Part II: What To Leave Behind
(Suitcases can only hold so much! When push comes to shove, you’ll need to decide what things you need to leave at home. Some of these are things I previously considered impossible to live without, but take it from me: you do not need them! Save yourself the hassle, and in a few months, you’ll be glad you aren’t lugging these around.)

  1. Dignity. Look, I know that it sounds nice. But when push comes to shove, nobody really needs this. Even if you do insist on bringing it, you’ll wind up losing it within a couple of months anyway. Personally, I lost mine on day 2 of the Inca Trail, halfway up a mountain with no toilets (not even holes in the ground) in sight. I haven’t missed it once since.
  2. Standards. Again, this one can sound appealing. High standards are a good thing to maintain, right? Well, not always. Especially when it comes to things like potable tap water and food that doesn’t taste like a dry arepa covered in sugar. Look, you’re traveling around the world. Things are going to be weird and sometimes unpleasant.

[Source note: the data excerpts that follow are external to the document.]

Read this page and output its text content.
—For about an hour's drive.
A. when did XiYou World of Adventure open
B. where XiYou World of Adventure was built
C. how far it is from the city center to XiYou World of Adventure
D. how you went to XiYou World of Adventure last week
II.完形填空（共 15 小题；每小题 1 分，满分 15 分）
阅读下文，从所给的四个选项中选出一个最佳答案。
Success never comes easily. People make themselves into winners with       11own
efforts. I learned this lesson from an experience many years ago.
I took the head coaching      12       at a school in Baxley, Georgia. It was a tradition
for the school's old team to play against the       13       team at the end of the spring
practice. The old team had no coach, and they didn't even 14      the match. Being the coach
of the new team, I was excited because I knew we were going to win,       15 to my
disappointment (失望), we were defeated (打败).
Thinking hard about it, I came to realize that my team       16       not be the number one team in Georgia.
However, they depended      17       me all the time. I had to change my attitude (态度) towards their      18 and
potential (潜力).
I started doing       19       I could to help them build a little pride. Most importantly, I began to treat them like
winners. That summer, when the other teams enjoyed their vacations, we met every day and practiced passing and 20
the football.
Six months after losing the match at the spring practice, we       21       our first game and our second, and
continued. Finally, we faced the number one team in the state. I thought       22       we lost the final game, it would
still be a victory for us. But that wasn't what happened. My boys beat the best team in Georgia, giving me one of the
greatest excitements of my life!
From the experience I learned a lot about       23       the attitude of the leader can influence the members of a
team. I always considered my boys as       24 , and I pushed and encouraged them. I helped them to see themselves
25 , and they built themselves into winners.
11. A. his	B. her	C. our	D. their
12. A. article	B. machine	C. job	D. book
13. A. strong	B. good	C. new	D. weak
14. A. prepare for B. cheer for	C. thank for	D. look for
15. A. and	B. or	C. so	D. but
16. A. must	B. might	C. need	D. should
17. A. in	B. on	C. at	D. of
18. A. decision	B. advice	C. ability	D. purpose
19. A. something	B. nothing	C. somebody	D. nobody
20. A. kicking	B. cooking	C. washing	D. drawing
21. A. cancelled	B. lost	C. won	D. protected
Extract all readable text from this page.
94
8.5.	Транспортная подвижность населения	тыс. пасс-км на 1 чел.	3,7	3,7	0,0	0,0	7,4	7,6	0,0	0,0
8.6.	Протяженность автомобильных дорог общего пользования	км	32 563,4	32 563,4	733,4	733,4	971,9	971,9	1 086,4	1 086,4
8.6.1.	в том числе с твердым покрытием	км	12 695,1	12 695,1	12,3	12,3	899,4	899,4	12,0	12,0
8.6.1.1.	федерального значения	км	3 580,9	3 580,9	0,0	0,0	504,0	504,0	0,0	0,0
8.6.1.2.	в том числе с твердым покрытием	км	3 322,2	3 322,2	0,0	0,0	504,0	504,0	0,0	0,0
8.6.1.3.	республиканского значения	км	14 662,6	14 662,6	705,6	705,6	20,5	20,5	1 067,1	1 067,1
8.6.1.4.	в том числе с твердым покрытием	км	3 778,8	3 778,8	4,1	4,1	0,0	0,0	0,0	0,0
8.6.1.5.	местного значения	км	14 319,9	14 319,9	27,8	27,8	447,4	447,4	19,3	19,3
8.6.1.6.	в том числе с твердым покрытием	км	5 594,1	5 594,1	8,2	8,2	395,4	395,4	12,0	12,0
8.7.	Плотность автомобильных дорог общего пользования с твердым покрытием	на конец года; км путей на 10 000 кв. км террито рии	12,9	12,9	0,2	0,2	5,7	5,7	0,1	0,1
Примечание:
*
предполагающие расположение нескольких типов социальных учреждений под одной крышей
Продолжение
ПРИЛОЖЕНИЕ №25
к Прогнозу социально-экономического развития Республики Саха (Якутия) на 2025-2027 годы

Lower your standards—or better yet, get rid of them entirely—and the whole experience just gets that much more entertaining.
    That, or you just slowly start going mad. One or the other.
  3. Expectations. Same with standards, really. The more you can avoid having these, the more pleasantly surprised you’ll be by the quirky new apartment you’ve got, where the oven could pass for the final step in a particularly challenging Escape Room game and you’re sleeping in servants’ quarters attached to the kitchen with its own toilet shower (that would be a toilet with a shower directly above it, yes).

Disclaimer: I realize those last couple leave-behinds sound like I might be complaining. I’m honestly not—but only because I left those pesky things behind! You will enjoy this year so much more without them.

Additional Disclaimer: For the sake of transparency, I’ve only included items that people on our trip have actually packed and brought with them to various countries. There are several other Remote Year groups around (though none of them are Meraki #merakiogfy), however, and they may have some good tips as well. For example, apparently one of the new groups, Kaizen, is traveling with a life-size cardboard cutout of Jonathan Lipnicki, a move that has already gotten them a shout-out from the man himself. I do not have any direct feedback on how much this item has benefited them in daily life, but I can only assume that the answer is “immensely.”

So there you have it, kids. You are now ready for a year of life on the road. Make the most of it! And seriously: Don’t take it all so seriously. <3

1 comment to The Ultimate Remote Year Packing List

  • Daphne Debra Anderson

    Over packing is my biggest problem, due to the shoes that one needs for learning new folk dances and teaching other dances. But if I leave behind dignity I could just wear a pair of hard back leather shoes from the rack at Wagners. Thanks, Ellen. Love you, and Happy early birthday!